Concerns have been raised that regulatory programs to accelerate approval of cancer drugs in cancer may increase uncertainty about benefits and harms for survival and quality of life (QoL). We analyzed all pivotal clinical trials and all non-pivotal randomized controlled trials (RCTs) for all cancer drugs approved for the first time by the FDA between 2000 and 2020. We report regulatory and trial characteristics. Effects on overall survival (OS), progression-free survival and tumor response were summarized in meta-analyses. Effects on QoL were qualitatively summarized. Between 2000 and 2020, the FDA approved 145 novel cancer drugs for 156 indications based on 190 clinical trials.
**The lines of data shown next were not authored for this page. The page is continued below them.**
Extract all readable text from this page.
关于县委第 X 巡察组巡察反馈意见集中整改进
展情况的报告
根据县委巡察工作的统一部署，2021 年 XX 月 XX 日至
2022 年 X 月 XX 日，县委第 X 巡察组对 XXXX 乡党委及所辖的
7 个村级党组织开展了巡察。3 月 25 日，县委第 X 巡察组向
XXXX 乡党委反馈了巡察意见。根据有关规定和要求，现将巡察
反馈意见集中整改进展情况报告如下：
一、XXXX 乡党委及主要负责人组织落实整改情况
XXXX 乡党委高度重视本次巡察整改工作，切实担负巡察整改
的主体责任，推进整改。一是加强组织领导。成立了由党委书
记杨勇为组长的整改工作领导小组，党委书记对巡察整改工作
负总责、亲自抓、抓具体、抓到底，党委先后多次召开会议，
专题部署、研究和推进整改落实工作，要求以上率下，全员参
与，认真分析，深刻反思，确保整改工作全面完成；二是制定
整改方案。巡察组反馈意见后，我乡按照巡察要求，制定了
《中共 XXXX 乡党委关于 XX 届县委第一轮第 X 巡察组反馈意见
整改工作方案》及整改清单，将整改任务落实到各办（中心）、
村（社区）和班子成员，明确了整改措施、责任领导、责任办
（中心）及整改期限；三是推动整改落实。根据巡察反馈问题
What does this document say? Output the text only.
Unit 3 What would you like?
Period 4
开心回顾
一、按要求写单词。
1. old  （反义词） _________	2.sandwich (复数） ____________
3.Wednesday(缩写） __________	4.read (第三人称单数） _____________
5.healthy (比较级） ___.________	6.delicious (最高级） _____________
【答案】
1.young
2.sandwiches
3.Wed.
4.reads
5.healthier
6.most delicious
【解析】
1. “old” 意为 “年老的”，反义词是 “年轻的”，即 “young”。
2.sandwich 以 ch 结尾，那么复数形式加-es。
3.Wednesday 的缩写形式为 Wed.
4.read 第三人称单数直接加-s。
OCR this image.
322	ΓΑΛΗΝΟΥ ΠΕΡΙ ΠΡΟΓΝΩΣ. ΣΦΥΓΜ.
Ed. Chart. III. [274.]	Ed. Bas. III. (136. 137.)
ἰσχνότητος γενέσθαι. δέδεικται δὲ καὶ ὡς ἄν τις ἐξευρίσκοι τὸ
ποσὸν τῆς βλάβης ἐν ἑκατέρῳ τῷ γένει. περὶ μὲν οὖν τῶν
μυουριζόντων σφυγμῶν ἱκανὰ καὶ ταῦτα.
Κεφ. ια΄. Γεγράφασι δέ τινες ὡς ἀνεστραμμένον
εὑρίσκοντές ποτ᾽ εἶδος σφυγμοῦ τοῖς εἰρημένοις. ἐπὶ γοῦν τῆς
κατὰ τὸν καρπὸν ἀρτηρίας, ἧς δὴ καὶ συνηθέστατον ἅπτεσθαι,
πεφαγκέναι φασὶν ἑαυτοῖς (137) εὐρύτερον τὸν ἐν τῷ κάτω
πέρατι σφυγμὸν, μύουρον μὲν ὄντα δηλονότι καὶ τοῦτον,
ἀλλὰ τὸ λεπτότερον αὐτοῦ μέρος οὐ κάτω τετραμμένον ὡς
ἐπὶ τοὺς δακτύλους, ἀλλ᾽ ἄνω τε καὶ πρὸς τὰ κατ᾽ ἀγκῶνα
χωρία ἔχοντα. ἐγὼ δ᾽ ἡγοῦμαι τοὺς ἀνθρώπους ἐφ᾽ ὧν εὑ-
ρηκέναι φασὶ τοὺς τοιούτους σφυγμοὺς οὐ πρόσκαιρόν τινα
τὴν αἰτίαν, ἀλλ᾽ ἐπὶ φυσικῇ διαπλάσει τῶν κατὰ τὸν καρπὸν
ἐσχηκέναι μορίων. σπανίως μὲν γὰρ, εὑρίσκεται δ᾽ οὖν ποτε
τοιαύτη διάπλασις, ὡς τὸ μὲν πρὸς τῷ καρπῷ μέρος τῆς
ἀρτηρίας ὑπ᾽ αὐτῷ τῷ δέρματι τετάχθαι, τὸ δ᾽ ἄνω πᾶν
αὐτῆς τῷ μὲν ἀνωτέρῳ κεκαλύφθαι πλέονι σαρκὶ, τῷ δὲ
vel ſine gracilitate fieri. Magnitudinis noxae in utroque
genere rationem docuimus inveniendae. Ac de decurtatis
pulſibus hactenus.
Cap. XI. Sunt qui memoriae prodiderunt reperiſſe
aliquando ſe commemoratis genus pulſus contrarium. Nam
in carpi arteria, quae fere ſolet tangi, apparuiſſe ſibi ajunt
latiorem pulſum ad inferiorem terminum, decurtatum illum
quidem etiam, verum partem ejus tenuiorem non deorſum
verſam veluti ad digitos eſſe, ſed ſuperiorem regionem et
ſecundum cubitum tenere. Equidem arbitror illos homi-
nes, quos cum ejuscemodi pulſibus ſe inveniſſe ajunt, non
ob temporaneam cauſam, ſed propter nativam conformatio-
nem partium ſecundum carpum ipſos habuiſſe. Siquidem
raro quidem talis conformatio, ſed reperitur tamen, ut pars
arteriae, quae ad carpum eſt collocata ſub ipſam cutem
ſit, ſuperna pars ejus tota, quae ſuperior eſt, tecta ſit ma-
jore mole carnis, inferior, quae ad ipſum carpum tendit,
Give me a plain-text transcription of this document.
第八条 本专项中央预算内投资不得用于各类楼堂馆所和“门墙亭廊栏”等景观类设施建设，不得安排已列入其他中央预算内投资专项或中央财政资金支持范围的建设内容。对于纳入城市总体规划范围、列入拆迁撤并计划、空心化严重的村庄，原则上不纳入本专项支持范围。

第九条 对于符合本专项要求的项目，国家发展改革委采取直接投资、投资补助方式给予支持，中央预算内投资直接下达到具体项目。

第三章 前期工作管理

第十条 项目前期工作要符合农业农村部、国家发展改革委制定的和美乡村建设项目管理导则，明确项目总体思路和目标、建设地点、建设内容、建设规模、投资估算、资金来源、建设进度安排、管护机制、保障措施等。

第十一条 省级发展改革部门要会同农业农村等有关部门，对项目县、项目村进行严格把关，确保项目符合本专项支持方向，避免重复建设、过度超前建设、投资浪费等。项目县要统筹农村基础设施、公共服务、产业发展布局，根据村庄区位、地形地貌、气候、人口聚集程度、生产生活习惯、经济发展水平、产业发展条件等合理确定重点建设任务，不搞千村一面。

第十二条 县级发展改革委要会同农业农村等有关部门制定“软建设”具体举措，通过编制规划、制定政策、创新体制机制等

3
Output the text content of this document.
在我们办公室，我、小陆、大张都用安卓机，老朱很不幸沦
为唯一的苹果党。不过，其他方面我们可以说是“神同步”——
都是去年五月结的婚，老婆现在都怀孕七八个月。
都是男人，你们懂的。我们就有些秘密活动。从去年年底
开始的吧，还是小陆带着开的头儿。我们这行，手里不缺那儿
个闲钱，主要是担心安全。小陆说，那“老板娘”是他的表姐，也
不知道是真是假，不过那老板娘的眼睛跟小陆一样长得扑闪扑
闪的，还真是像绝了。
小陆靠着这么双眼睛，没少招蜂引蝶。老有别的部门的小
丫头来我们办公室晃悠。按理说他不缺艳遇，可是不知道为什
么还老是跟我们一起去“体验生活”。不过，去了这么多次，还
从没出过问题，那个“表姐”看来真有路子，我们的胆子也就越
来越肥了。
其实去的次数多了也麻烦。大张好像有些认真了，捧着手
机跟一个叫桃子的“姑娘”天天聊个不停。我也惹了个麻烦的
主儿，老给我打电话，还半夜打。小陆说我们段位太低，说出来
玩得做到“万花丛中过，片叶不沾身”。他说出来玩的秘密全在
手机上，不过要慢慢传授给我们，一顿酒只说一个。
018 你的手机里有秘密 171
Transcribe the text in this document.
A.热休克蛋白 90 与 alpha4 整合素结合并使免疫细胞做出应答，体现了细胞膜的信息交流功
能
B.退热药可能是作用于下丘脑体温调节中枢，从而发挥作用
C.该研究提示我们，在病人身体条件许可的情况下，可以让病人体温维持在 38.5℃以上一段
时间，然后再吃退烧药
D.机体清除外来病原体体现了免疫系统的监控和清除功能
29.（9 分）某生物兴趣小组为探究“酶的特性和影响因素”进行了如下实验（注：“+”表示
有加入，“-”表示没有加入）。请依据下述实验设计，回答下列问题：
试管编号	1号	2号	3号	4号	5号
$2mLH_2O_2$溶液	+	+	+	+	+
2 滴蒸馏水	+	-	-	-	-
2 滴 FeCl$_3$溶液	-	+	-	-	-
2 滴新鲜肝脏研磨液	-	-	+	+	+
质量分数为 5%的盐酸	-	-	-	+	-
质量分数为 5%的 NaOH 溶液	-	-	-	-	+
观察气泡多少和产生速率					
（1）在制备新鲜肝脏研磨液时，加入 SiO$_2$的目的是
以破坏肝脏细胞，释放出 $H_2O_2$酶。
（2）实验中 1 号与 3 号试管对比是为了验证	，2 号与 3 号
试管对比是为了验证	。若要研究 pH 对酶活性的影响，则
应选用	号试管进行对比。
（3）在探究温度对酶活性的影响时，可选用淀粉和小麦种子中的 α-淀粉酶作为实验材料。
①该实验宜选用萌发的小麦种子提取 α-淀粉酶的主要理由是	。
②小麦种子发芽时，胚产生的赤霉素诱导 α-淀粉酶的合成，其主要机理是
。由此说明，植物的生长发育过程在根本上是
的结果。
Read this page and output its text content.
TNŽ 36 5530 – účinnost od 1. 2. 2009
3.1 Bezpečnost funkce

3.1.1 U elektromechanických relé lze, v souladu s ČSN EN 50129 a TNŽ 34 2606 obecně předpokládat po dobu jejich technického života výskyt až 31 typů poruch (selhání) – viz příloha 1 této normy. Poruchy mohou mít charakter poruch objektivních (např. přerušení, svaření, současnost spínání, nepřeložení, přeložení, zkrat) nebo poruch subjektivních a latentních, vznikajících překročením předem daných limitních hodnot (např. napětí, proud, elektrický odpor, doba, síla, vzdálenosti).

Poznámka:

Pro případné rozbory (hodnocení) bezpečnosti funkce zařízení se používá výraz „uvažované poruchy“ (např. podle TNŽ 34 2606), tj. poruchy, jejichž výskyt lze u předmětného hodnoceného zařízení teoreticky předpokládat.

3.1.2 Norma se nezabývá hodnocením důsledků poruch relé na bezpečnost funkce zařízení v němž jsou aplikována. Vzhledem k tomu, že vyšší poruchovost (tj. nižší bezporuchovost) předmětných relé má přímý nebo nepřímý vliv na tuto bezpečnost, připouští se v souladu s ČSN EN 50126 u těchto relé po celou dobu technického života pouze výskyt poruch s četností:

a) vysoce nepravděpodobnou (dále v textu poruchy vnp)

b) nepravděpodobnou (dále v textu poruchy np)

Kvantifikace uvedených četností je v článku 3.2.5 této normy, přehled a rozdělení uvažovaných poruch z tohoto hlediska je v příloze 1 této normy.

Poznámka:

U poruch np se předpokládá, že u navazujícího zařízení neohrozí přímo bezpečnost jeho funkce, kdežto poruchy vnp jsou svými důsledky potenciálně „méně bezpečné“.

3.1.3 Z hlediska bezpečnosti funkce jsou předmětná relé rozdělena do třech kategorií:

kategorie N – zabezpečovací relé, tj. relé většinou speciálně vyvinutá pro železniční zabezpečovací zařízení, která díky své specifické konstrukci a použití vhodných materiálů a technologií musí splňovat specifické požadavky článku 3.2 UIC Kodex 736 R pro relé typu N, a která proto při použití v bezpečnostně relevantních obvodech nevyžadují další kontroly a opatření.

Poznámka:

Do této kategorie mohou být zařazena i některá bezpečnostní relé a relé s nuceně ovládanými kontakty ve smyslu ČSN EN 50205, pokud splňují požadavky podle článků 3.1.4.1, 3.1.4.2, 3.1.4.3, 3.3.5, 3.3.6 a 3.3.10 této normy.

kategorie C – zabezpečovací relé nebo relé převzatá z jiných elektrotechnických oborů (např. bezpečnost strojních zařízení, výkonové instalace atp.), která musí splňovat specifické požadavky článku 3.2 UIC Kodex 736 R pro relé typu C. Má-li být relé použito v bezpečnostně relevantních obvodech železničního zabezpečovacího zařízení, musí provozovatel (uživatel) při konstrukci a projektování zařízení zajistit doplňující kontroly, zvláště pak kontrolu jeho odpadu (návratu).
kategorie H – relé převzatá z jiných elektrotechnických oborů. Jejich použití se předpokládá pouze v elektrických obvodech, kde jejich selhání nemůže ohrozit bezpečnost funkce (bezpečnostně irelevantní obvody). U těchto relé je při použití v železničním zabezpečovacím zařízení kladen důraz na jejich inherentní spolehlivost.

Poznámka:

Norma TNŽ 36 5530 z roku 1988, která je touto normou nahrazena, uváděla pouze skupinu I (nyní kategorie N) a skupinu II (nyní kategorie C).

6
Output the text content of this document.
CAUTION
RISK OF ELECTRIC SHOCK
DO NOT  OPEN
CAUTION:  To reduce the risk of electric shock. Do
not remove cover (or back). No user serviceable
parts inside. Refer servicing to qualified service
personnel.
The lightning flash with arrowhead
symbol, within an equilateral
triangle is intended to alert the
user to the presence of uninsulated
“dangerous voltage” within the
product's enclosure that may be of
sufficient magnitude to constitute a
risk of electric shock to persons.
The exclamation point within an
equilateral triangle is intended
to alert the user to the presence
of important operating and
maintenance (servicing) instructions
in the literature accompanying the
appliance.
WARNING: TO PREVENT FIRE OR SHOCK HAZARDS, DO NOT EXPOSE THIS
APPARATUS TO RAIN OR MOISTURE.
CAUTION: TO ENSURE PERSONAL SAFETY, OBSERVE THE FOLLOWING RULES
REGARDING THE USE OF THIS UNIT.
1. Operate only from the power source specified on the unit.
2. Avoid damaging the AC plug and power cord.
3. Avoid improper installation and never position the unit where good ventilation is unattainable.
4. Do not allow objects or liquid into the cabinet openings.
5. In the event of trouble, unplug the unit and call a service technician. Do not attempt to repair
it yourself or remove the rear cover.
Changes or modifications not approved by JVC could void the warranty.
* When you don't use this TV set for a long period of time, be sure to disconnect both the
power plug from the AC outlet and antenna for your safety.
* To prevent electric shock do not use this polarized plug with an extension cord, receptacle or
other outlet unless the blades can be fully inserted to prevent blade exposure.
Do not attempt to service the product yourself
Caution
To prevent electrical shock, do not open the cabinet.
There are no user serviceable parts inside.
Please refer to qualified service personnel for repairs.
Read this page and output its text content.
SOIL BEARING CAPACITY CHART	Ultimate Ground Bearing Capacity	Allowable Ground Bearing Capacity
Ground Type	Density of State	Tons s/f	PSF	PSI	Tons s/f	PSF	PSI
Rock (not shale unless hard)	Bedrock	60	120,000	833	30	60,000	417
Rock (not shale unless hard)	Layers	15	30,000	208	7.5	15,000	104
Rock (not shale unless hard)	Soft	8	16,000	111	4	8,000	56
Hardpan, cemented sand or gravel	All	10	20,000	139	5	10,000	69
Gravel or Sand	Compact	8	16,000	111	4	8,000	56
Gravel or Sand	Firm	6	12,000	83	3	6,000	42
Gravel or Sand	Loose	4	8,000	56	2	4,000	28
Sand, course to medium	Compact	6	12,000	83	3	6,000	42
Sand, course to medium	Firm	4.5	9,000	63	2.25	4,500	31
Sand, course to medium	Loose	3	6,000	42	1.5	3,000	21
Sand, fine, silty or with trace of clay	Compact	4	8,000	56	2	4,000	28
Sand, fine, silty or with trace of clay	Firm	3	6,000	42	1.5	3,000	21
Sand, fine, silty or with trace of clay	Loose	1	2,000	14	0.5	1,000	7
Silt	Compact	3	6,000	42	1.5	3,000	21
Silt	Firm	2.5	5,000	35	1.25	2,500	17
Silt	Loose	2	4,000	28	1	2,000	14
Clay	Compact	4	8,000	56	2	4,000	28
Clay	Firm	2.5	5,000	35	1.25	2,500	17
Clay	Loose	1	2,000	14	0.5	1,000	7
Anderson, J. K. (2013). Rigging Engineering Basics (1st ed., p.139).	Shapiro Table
Half of indications (49%) were approved without RCT evidence; 82% had a single clinical trial only. OS was primary endpoint in 14% of trials and QoL data were available from 25%. The median OS benefit was 2.55 months (IQR, 1.33-4.28) with a mean hazard ratio for OS of 0.75 (95%CI, 0.72-0.79, I  = 42). Improvement for QoL was reported for 7 (4%) of 156 indications. Over time, priority review was used increasingly and the mean number of trials per indication decreased from 1.45 to 1.12. More trials reported results on QoL (19% in 2000-2005; 41% in 2016-2020). For 21 years, novel cancer drugs have typically been approved based on one single, often uncontrolled, clinical trial, measuring surrogate endpoints. This leaves cancer patients without solid evidence that novel drugs improve their survival or QoL and there is no indication towards improvement.

摘要

有人担心,加速批准癌症药物的监管计划可能会增加癌症患者生存获益和危害以及生活质量(QoL)方面的不确定性。我们分析了2000年至2020年间首次获得美国食品药品监督管理局(FDA)批准的所有癌症药物的关键临床试验和所有非关键随机对照试验(RCT)。我们报告了监管和试验特征。在荟萃分析中总结了对总生存期(OS)、无进展生存期和肿瘤反应的影响。对生活质量的影响进行了定性总结。2000年至2020年间,FDA基于190项临床试验批准了145种新型癌症药物用于156种适应症。一半的适应症(49%)在没有RCT证据的情况下获得批准;82%仅有一项临床试验。14%的试验将OS作为主要终点,25%的试验可获得生活质量数据。OS获益的中位数为2.55个月(IQR,1.33 - 4.28),OS的平均风险比为0.75(95%CI,0.72 - 0.79,I² = 42)。156种适应症中有7种(4%)报告了生活质量有所改善。随着时间的推移,优先审评的使用越来越多,每个适应症的平均试验数量从1.45减少到1.12。更多试验报告了生活质量结果(2000 - 2005年为19%;2016 - 2020年为41%)。21年来,新型癌症药物通常基于一项单一的、往往是非对照的临床试验(测量替代终点)获得批准。这使得癌症患者没有确凿证据表明新型药物能改善他们的生存或生活质量,而且也没有改善的迹象。